I had no idea, thank you!
The Android Native Development Kit (NDK) allows building native code libraries for Android (typically C/C++, but this can include Rust). These can then be loaded and accessed by JNI on the Java/Kotlin side
* Brief overview of the NDK: https://developer.android.com/ndk/guides
* Guide to supporting 16KB page sizes with the NDK https://developer.android.com/guide/practices/page-sizes
Good to know, thank you!
Yes, Android apps can and do have native libraries. Sometimes this can be part of a SDK, or otherwise out of the developers control.
Wine doesn't work on 16 KB page size among other things.
This seems especially peculiar given Windows has a 64K mapping granularity.
Windows uses 4KB pages.
Right (on x86-32 and -64, because you can’t have 64KB pages there, though larger page sizes do exist and get used). You still cannot (e.g.) MapViewOfFile() on an address not divisible by 64KB, because Alpha[1]. As far as I understand, Windows is mostly why the docs for the Blink emulator[2] (a companion project of Cosmopolitan libc) tell you any programs under it need to use sysconf(_SC_PAGESIZE) [aka getpagesize() aka getauxval(AT_PAGESZ)] instead of assuming 4KB.
[1] https://devblogs.microsoft.com/oldnewthing/20031008-00/?p=42...
[2] https://github.com/jart/blink/blob/master/README.md#compilin...
this is no longer true with MapViewOfFile3: Third time's a charm, now you can map to page boundaries
TIL about MapViewOfFile3 and NtMapViewOfSectionEx, thanks! Still, the Microsoft docs say[1]:
The peculiar part is where base address and offset must be divisible by 64K (also referred to as the “allocation granularity”) but the size only needs to be divisible by the page size. Maybe you’re right and the docs are wrong?..
[1] https://learn.microsoft.com/en-us/windows/win32/api/memoryap...
the new behavior works under the MEM_REPLACE_PLACEHOLDER flag, you can create those regions with VirtualAlloc2
4K, 2M ("large page"), or 1G ("huge page") on x86-64. A single allocation request can consist of multiple page sizes. From Windows Internal 7th Edt Part 1:
If you use a database library that does mmap to create a db file with SC_PAGE_SIZE (4KB) pages, and then upgrade your device to a 16KB one and backup/restore the app, now your data isn't readable.
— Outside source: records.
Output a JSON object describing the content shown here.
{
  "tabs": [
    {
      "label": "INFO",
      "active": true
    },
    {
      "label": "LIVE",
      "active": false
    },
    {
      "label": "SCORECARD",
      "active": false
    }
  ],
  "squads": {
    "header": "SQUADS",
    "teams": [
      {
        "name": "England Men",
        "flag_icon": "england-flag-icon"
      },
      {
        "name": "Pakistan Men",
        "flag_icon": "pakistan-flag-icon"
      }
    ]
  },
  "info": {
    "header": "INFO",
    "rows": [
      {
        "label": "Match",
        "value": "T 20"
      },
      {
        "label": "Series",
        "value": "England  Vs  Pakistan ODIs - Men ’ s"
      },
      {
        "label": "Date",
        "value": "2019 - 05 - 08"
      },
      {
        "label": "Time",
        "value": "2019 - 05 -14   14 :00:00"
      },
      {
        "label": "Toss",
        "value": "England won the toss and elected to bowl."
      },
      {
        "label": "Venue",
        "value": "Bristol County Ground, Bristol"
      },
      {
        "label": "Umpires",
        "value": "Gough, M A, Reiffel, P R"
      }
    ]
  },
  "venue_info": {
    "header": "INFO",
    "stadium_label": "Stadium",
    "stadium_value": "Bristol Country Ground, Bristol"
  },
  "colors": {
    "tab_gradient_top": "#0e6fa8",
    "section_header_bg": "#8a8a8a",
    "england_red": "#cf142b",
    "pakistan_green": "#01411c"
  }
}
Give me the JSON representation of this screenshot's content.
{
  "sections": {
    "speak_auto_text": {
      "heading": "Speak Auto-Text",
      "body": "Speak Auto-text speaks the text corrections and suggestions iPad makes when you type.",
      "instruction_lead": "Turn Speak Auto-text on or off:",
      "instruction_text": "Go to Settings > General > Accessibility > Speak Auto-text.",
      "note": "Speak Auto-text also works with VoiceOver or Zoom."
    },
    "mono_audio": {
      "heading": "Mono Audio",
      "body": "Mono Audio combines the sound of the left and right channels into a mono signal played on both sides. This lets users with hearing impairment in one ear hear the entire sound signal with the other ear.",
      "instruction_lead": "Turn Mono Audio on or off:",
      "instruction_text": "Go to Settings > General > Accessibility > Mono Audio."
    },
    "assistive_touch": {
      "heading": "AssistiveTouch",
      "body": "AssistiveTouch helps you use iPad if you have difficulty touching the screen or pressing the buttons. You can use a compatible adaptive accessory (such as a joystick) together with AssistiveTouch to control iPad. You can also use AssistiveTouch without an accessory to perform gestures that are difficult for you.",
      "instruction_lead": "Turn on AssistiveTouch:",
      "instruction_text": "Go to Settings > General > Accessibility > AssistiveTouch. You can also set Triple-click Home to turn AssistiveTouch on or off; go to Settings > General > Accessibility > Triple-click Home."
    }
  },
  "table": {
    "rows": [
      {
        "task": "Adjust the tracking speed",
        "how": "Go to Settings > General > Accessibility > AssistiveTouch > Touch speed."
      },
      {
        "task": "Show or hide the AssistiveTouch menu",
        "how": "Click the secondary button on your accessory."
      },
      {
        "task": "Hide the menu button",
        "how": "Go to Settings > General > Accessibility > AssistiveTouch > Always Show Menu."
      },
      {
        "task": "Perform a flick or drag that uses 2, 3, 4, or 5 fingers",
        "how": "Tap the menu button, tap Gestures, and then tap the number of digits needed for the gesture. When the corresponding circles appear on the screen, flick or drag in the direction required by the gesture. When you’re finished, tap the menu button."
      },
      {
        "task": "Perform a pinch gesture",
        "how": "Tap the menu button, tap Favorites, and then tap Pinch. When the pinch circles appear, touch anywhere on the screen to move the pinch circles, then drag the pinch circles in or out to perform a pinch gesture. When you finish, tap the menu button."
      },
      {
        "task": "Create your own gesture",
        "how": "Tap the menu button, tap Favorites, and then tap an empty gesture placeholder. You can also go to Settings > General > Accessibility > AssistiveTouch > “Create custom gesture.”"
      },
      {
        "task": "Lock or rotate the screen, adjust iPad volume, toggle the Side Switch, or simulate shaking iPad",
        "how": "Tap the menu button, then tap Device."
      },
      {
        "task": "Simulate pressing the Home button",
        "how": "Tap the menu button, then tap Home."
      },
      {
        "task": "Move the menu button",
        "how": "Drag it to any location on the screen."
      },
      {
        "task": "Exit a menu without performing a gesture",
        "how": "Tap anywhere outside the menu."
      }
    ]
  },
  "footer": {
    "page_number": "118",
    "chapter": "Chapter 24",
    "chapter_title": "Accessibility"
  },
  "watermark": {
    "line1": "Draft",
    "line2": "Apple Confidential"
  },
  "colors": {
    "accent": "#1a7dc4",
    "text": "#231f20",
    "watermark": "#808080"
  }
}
Which is the reason you need to format your data to experiment with 16k
Also ELF segment alignment, which is defaults to 4k.
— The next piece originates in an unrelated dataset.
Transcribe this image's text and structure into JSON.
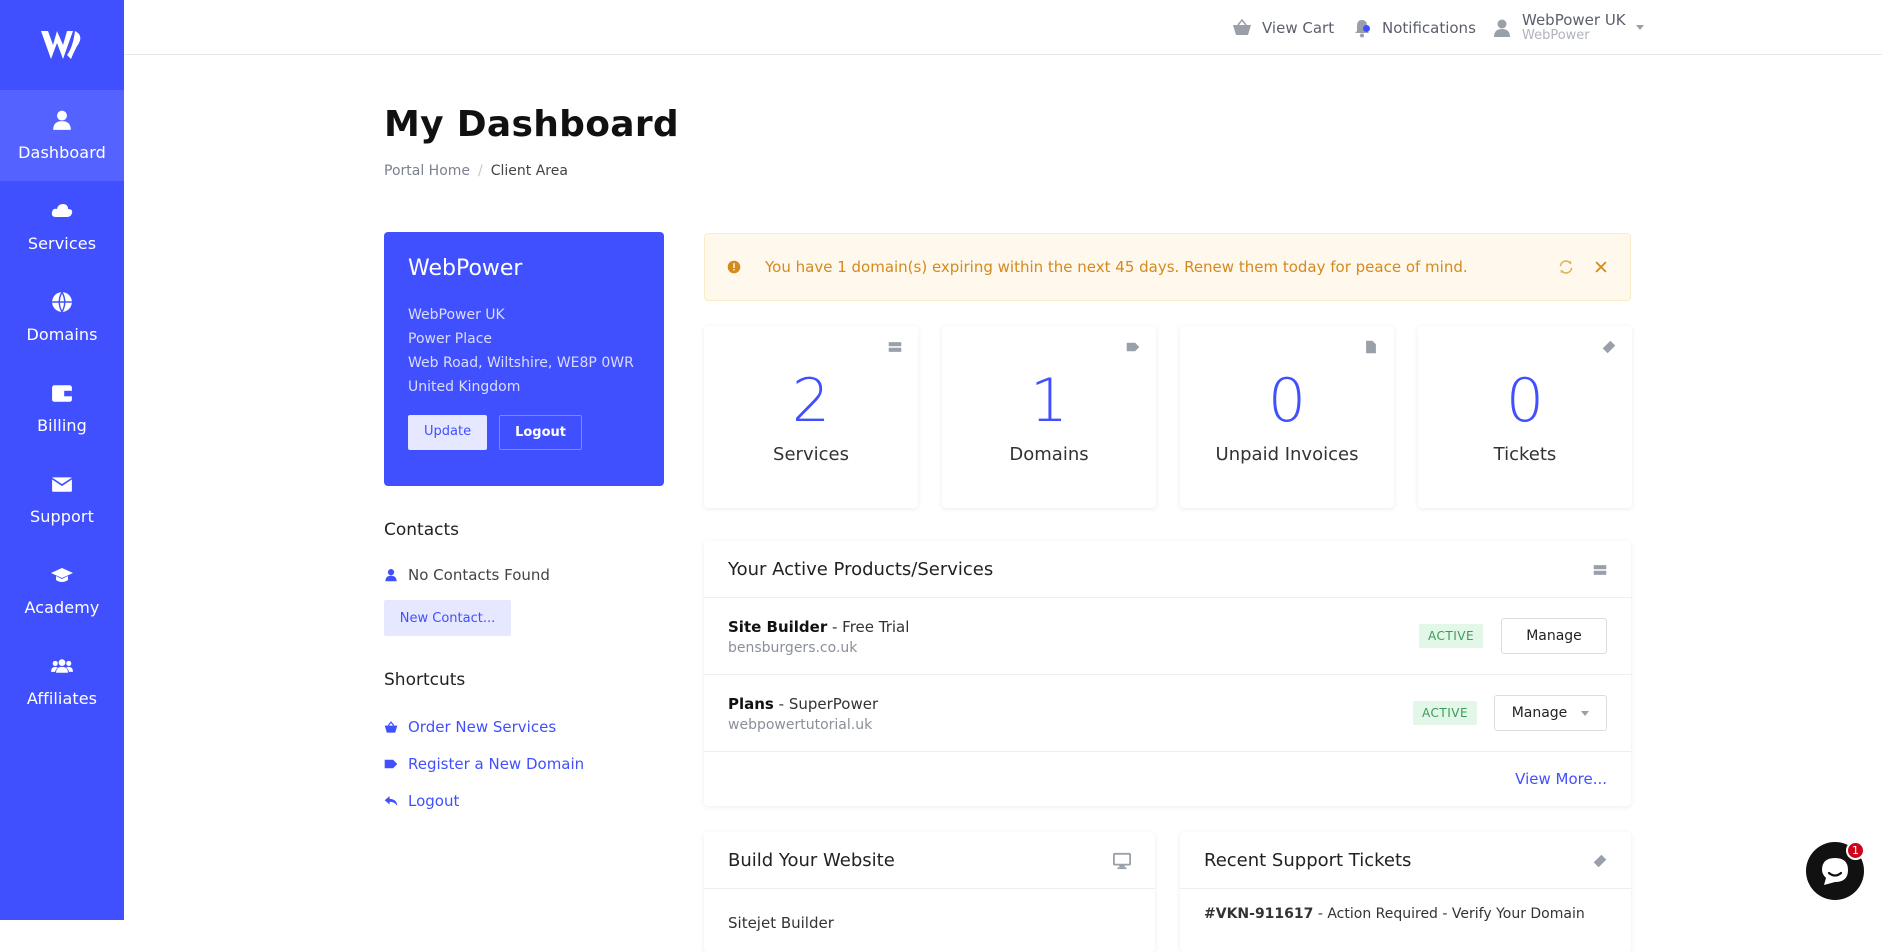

Only on Android, for what it's worth; most "vanilla" Linux aarch64 linkers chose 64K defaults several years ago. But yes, most Android applications with native (NDK) binaries will need to be rebuilt with the new 16kb max-page-size.
For example use mmap and just assume 4 kB pages.
Pages sizes are often important to code that relies on low-level details of the environment it’s running in, like language runtimes. They might do things like mark some sections of code as writable or executable and thus would need to know what the granularity of those requests can be. It’s also of importance to things like allocators that hand out memory backed by mmap pages. If they have, say, a bit field for each 16-byte region of a page that has been used that will change in size in ways they can detect.
I don't know if this fits but I've seen code that allocated say 32 bytes from a function that allocated 1meg under the hood. Not knowing that's what was happening the app quickly ran out of memory. It arguably was not the app's fault. The API it was calling into was poorly designed and poorly named, such that the fact that you might need to know the block size to use the function was in no way indicated by the name of the function nor the names of any of its parameters.
If you use mmap/munmap directly within your application you could probably get into trouble by hardcoding the page size.
jemalloc bakes in page size assumptions, see eg https://github.com/jemalloc/jemalloc/issues/467.
When the app has a custom memory allocator, the allocator might have hardcoded the page size for performance. Otherwise you have to load a static variable (knocks out a cache line you could've used for something else) and then do a multiplication (or bit shift, if you assume power of 2) by a runtime value instead of a shift by a constant, which can be slower.
No idea if Android apps are ever this performance sensitive, though.